By the historic standards of third party candidates, H. Ross Perot’s 1992 bid for the presidency was remarkable. The Texas billionaire took nearly 20 percent of the vote. Though he didn’t become president, Perot did launch a new political party—the now defunct Reform Party—and ran under its banner again in 1996, receiving a much smaller percentage of the vote. In 2000, current GOP frontrunner Donald Trump briefly sought the Reform Party’s nomination, but eventually backed out, citing, among other things, KKK leader David Duke’s membership in the party. After an acrimonious convention, the Reform Party nomination went to former Nixon aide and political commentator Pat Buchanan. Last week, Buchanan argued that Trump would turn the GOP into a “different, new, exciting, robust party.” The party he was describing is the Reform Party.

The basic tenets of the Reform Party, as laid out by Perot in the early 1990s, will seem familiar to anyone following Trump’s 2016 run.
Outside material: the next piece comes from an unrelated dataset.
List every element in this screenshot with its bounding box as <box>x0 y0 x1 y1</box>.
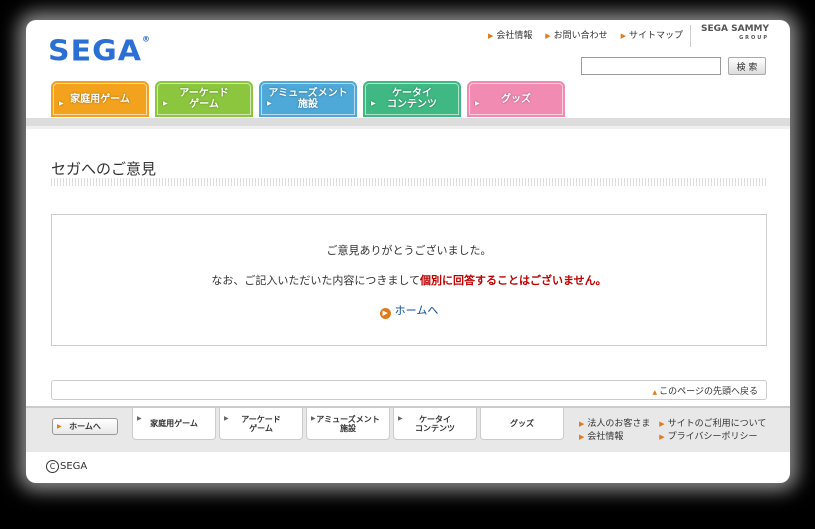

They include limits on immigration, protectionist trade policies, and an isolationist foreign policy. The Reform Party was an outsider movement that mocked the Washington establishment as incompetent. Like Trump, Perot promised that his wealth would make him immune to the influence of special interests. Discussing his lack of experience during a 1992 debate, Perot said:

Well, they’ve got a point. I don’t have any experience in running up a $4 trillion debt. I don’t have any experience in gridlocked government where nobody takes responsibility for anything and everybody blames everybody else. I don’t have any experience in creating the worst public school system in the industrialized world, the most violent, crime-ridden society in the industrialized world.

But I do have a lot of experience in getting things done. So if we’re at a point in history where we want to stop talking about it and do it, I’ve got a lot of experience in figuring out how to solve problems, making the solutions work, and then moving on to the next one. I’ve got a lot of experience in not taking 10 years to solve a 10-minute problem. So if it’s time for action, I think I have experience that counts. If it’s more time for gridlock and talk and finger-pointing, I’m the wrong man.

Now, 25 years later, another quirky billionaire candidate says he will stick it to the establishment, and bring practical business sense to Washington. Donald Trump’s playbook is almost identical to Perot’s, with one significant exception: Trump is waging his war from within the Republican Party. Trump saw long before anyone else that the white working class’s power within the GOP had grown. In 1992, less than 40 percent of white Americans saw racism against whites as a problem. That number is now nearly 50 percent—and growing. In a radio interview recently, National Review’s Ramesh Ponnuru called Trump’s political philosophy a “softer version of white nationalism.”

White working-class anger was always a key component of the Reform Party’s success. Just as Trump is shouted down by Black Lives Matters activists, Perot was heckled by the NAACP during a 1992 speech. The “fortress America” attitude of Perot and the Reform Party is almost indistinguishable from Trump’s foreign-policy platform.

There are lessons that anti-Trump forces in the Republican Party can take from the history of the Reform Party. First among them is an awareness of the fragile nature of the Reform Party coalition. So long as a dynamic leader like Perot or Trump can focus and control the anger of the white working class, policy differences can be smoothed over. But they exist. One element wants to build a wall and spend billions deporting illegal aliens. Another wants a shrewd businessman to balance the budget and reduce taxes. Ultimately these goals—and many others—may be irreconcilable. Trump has so far been able to use vague platitudes, instead of specific policy proposals, to keep his supporters on the same team. The Reform Party cracked up without a superstar at the top of the ticket because its members didn’t really agree on all that much.

If Trump wins the nomination, he would find himself in a position to set at least some of the Republican Party’s priorities. The price for delivering the white working-class voting bloc would likely be the adoption of some of the Reform Party’s philosophies into the GOP platform. But having won with a plurality, not a majority, and having so few adherents among the major Republican players in Washington, Trump’s influence would be limited. And just as the Reform Party self-destructed in 2000, a GOP with the Reform Party’s agenda at its core could split in two.